3. A literary festival can’t happen without cool people, and volunteers are the coolest people.

4. People who read books are interesting. This is a great way to meet the most interesting people in the world.

5. North Carolina is the Writingest State, but Greensboro is probably the most writingest city in N.C. You can’t throw a rock down Elm Street without hitting a writer. That’s something worth celebrating!

6. Greensboro Bound is a celebration of people and ideas, and one we hope will bring book lovers in from the region. North Carolina is an amazing place for writers and for people who love reading. Even John Green fans know this to be true. Show some love for this state and for your city: volunteer to be the heartbeat of Greensboro Bound.

 

One City, One Book 2017

By Gale Greenlee

Here at Greensboro Bound, we’re not just building a festival, we’re building community. And when something awesome involving books is happening in Greensboro, we want to share that news.

Every two years, the Greensboro Public Library brings people together with its community-wide reading initiative known as One City, One Book (OCOB). The premise is simple: the Library chooses a book and challenges as many residents as possible to read and talk about it. For more than two months, people gather in schools and libraries, in parks and homes, and on the streets. And on Saturday, August 26, we hope the streets will be buzzing as the Library launches its 8th OCOB with a celebratory block party.

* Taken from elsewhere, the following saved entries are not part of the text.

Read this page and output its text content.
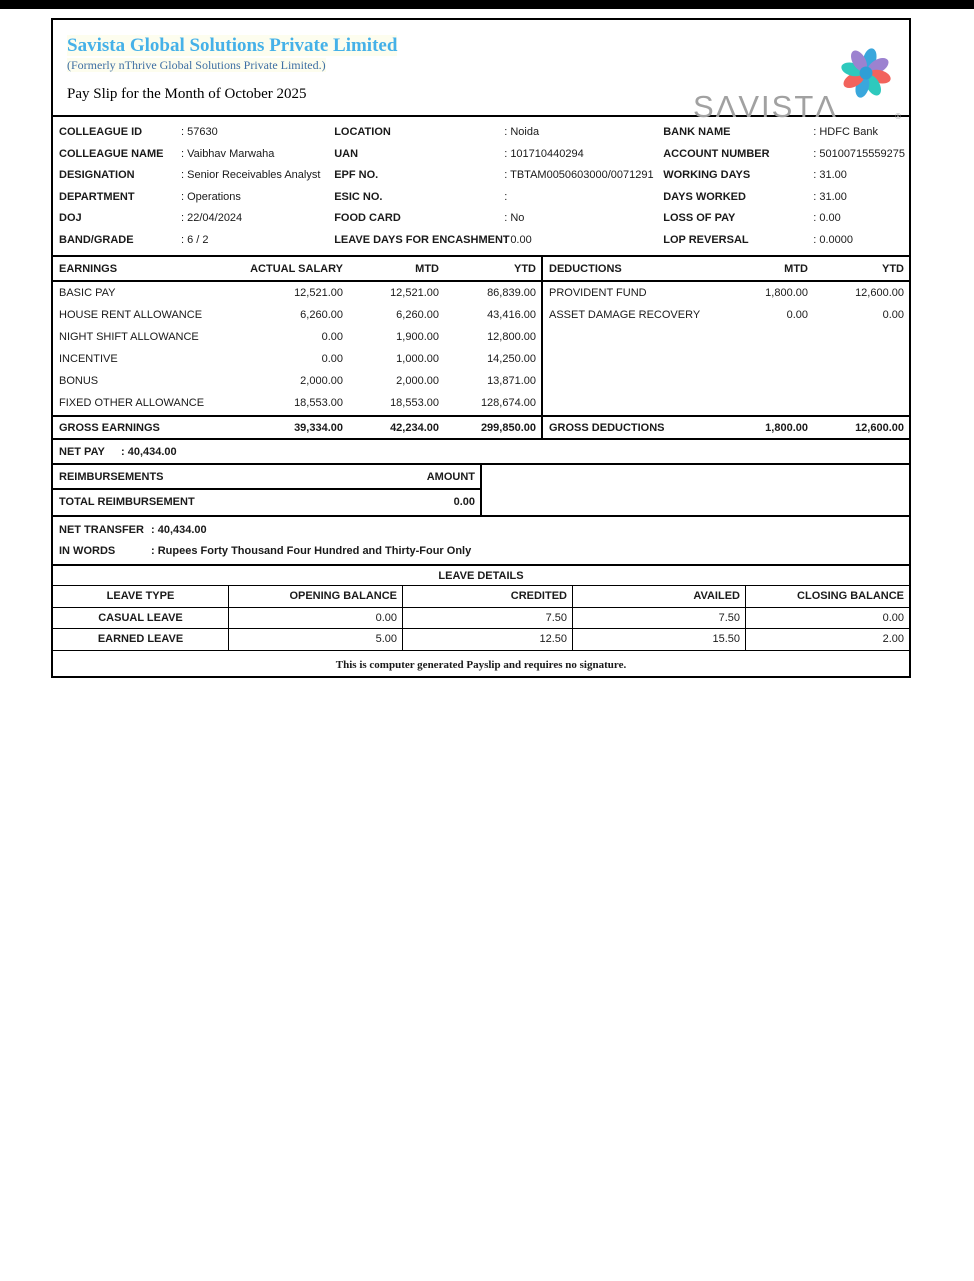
Savista Global Solutions Private Limited
(Formerly nThrive Global Solutions Private Limited.)
Pay Slip for the Month of October 2025	SΛVISTΛ	®
COLLEAGUE ID	: 57630
COLLEAGUE NAME : Vaibhav Marwaha
DESIGNATION	: Senior Receivables Analyst
DEPARTMENT	: Operations
DOJ	: 22/04/2024
BAND/GRADE	: 6 / 2
LOCATION	: Noida
UAN	: 101710440294
EPF NO.	: TBTAM0050603000/0071291
ESIC NO.	:
FOOD CARD	: No
LEAVE DAYS FOR ENCASHMENT: 0.00
BANK NAME	: HDFC Bank
ACCOUNT NUMBER	: 50100715559275
WORKING DAYS	: 31.00
DAYS WORKED	: 31.00
LOSS OF PAY	: 0.00
LOP REVERSAL	: 0.0000
EARNINGS	ACTUAL SALARY	MTD	YTD
BASIC PAY	12,521.00	12,521.00	86,839.00
HOUSE RENT ALLOWANCE	6,260.00	6,260.00	43,416.00
NIGHT SHIFT ALLOWANCE	0.00	1,900.00	12,800.00
INCENTIVE	0.00	1,000.00	14,250.00
BONUS	2,000.00	2,000.00	13,871.00
FIXED OTHER ALLOWANCE	18,553.00	18,553.00	128,674.00
GROSS EARNINGS	39,334.00	42,234.00	299,850.00
DEDUCTIONS	MTD	YTD
PROVIDENT FUND	1,800.00	12,600.00
ASSET DAMAGE RECOVERY	0.00	0.00
GROSS DEDUCTIONS	1,800.00	12,600.00
NET PAY : 40,434.00
REIMBURSEMENTS	AMOUNT
TOTAL REIMBURSEMENT	0.00
NET TRANSFER : 40,434.00
IN WORDS	: Rupees Forty Thousand Four Hundred and Thirty-Four Only
LEAVE DETAILS
LEAVE TYPE	OPENING BALANCE	CREDITED	AVAILED	CLOSING BALANCE
CASUAL LEAVE	0.00	7.50	7.50	0.00
EARNED LEAVE	5.00	12.50	15.50	2.00
This is computer generated Payslip and requires no signature.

For the first time in OCOB’s history, the Greensboro community helped choose the book. After a selection committee whittled down the options, hundreds of community members weighed in and voted. The winner? Margot Lee Shetterly’s Hidden Figures: The American Dream and the Untold Story of the Black Women Mathematicians Who Helped Win the Space Race. The book schools us on the invaluable contributions black female mathematicians made to NASA’s space program, all while living in the midst of Jim Crow, the Civil Rights Movement, and the Cold War.

Maybe you already know about these awe-inspiring women called “human computers.” The book made the New York Times bestseller list, after all. Maybe you’ve seen the Oscar-nominated movie starring Octavia Spencer, Janelle Monáe, and Taraji P. Henson – who, for the record, entered college as an engineering major at N.C. A&T (Aggie Pride!). Or maybe you’ve heard about Greensboro’s many connections to Hidden Figures; the real-life daughter of Henson’s character calls the Gate City her home, and many of NASA’s early female recruits came from what’s now UNCG. Whatever the case, here’s your chance to read the book, see the blockbuster film at LeBauer Park, and participate in important conversations about civil rights, racial and gender justice, and persistent inequities in STEM fields, our nation, and our community.

Book discussions (a.k.a. real talk about real issues) ground the project. But in true OCOB fashion, the line-up also includes family-friendly, fun events and programs that move beyond the book. There will be rocket launches and drone demos, vintage fashion shows, live radio broadcasts, and old school Sci-Fi films. You can try your hand at some kitchen chemistry or explore coding. Meet some of Greensboro’s own “hidden figures,” like members of local immigrant and refugee communities, or women entrepreneurs working in holistic therapy, yoga, and personal care. Learn about “hidden epidemics” like domestic violence or “hidden issues” like those affecting individuals with disabilities.

OCOB is about a book, but it’s about much more. So read the book and join the conversation. Be a part of the community.

For a complete calendar of One City, One Book programs, including Margot Lee Shetterly’s September 28 visit, click here.

Emerging writers getting Bound

I am fascinated with words. I am fascinated by people. A literary Festival in Greensboro would let us celebrate both, at the same time, in one place, together. To me, this is not just amazing, but why writing and the telling of stories and exchanging of ideas exists in the first place. While books have transformed me many Sunday afternoons on my couch alone, I look forward to being around others who read like their next answer sits in the pages of someone’s book, somewhere.